Die amerikanische Urbevölkerung zeichnet sich durch langes, straff herabhängendes, im Querschnitt walzenförmiges schwarzes Haar, stark vorstehende Backenknochen und spärlichen Bartwuchs aus. Die Augen sind schmal geschlitzt, liegen tief und stehen oft schräg einwärts. Die Nase ist meist hochrückig und gebogen, der Mund groß, die Lippen sind dick. Die niedrige, stark nach hinten gedrückte Stirn läßt den mittlern und untern Teil des Gesichts stärker hervortreten. Die Hautfarbe schwankt beträchtlich, nämlich von leichter südeuropäischer Bräunung beiden Botokuden bis zum tiefsten Dunkel bei den Aymara und bis zum Kupferrot bei den nordamerikanischen Jägerstämmen. Das Klima hat nur eine sehr untergeordnete Einwirkung auf die Verschiedenheit der Hautfarbe. Die Puelchen und andre patagonische Stämme, welche in einem kühlen Himmelsstrich leben, sind bei weitem dunkler als die Abiponen und Mocobi in den Pampas oder die Botokuden unter dem südlichen Wendekreis oder die Anwohner des Orinoko. Die Charrua, deren Haut beinahe schwarz ist, wohnen in der gemäßigten Zone und die ebenso dunkeln Kalifornier 30-40° nördlich vom Äquator. Diese Züge gelten im großen und allgemeinen, im einzelnen und besondern treten manche Modifikationen ein. Das Hervortreten zahlreicher mongolenähnlicher körperlicher Merkmale nicht allein, sondern auch das Vorhandensein einer Fülle von Erfindungen, Gebräuchen und Mythen, welche die Eingebornen Amerikas mit den nordasiatischen Völkern teilen, hat eine große Anzahl von Ethnographen und Geographen zu der Ansicht geführt, daß beide Völkergruppen einer einzigen Rasse (der der "mongolenähnlichen Völker" O. Peschels) angehören, und daß sich die amerikanische Urbevölkerung erst durch Wanderung aus Asien über die schmale Beringsstraße in ihre neuen Wohnsitze ausgebreitet und zu einem mehr selbständigen Zweige jener großen Rasse ausgebildet habe.
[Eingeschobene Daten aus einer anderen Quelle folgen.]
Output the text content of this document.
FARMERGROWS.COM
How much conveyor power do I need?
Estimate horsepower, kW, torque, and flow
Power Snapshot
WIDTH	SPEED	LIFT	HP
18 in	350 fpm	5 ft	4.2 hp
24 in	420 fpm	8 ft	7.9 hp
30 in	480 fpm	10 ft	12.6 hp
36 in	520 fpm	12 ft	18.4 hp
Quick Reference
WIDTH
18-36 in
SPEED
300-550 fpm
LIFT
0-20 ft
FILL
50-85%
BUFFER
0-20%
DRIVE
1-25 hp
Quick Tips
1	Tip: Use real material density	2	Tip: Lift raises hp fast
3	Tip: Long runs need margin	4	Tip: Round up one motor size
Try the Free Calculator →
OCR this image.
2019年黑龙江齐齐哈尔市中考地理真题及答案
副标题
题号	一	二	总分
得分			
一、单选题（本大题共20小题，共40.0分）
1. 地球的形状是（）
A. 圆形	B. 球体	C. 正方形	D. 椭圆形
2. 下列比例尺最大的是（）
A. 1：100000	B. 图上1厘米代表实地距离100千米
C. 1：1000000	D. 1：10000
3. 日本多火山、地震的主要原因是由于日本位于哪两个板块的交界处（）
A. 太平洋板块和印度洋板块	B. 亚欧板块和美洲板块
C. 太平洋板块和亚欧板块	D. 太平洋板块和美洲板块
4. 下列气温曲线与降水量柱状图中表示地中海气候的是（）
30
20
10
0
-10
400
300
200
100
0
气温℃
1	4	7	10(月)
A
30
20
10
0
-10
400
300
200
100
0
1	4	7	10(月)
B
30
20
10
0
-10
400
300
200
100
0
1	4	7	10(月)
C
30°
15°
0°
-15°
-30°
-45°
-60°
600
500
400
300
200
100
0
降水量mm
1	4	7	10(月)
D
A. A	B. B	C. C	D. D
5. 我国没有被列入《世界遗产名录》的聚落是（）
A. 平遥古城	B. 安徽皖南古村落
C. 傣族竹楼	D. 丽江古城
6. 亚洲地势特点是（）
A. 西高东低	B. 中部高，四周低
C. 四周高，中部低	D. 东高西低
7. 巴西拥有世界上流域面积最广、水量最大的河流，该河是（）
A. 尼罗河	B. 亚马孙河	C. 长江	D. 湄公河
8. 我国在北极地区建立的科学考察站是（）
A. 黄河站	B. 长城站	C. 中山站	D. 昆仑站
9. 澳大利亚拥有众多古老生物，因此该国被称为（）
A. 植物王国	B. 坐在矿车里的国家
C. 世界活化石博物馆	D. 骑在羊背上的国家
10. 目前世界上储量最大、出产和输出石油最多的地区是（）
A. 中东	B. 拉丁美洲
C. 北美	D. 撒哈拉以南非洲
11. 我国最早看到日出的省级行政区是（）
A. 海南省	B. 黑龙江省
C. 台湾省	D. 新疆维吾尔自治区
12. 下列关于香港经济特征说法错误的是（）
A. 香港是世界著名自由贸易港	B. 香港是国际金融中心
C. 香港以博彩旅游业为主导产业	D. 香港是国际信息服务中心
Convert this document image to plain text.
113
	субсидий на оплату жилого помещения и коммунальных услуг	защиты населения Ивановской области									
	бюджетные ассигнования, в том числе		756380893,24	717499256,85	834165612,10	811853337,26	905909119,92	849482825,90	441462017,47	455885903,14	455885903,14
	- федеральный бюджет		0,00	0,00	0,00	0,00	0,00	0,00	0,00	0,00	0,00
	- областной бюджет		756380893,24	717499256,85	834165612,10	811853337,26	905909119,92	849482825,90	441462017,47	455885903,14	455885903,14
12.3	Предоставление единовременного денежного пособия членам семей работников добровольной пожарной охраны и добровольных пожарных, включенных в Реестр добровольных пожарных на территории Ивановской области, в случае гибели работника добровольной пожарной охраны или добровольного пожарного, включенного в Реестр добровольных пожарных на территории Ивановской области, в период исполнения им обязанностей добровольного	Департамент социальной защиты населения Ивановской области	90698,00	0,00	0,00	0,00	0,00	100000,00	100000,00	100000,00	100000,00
Im allgemeinen lassen sich sechs Hauptgruppen unterscheiden: 1) Die amerikanischen Beringsvölker, unter ihnen namentlich die Eskimo von Grönland, Labrador und dem Arktischen Archipel, ihrem körperlichen Bau nach unmittelbar verwandt mit den Völkern des nordöstlichen Asien, speziell den Tschuktschen, sprachlich aber in engerer Beziehung zu den amerikanischen Indianern stehend. Sie bilden das Übergangsglied zwischen den asiatischen und amerikanischen mongolenartigen Völkern; sie leben fast ausschließlich vom Seefischfang. 2) Die Jägerstämme Nordamerikas, in zahlreiche in beständigem Krieg miteinander lebende Stämme zerfallend (Fig. 6-16). Ruinen großer Bauwerke und Grabstätten beweisen, daß sie sich einst höherer Kultur erfreuten, oder daß sie hier ein altes Kulturvolk vertrieben oder vernichtet haben, ohne dessen Kultur anzunehmen. 3) Die brasilisch-guayanischen Völker (Fig. 18-24) in den Urwäldern des Amazonas und des Orinoko, vorwiegend Jägervölker, in eine beispiellos große Zahl von Stämmen und zum Teil winzigen Sprachgruppen zerfallend. 4) Die Andesvölker, darunter die tapfern Araukaner des südlichen Chile (Fig. 29, 32, 33). 5) Die Pampasvölker, meist Reiterstämme, darunter als südlichster Zweig die Patagonier (Fig. 28, 30, 31). 6) Die amerikanischen Kulturvölker auf den westlichen Gebirgserhebungen des Kontinents. Sie zerfallen in drei Gruppen: die Mayavölker auf der Hochebene von Anahuac bis zum Nicaraguasee, ihnen sich anschließend die von N. einwandernden Tolteken und Azteken; ferner die Muyska auf der Hochebene von Bogotá; endlich die Inkaperuaner um den Titicacasee, dazu die Aymara und die Quichua oder Inka (Fig. 17 u. 25-27). Näheres über die amerikanische Urbevölkerung und ihre Kultur s. unter Amerikanische Altertümer und Indianer.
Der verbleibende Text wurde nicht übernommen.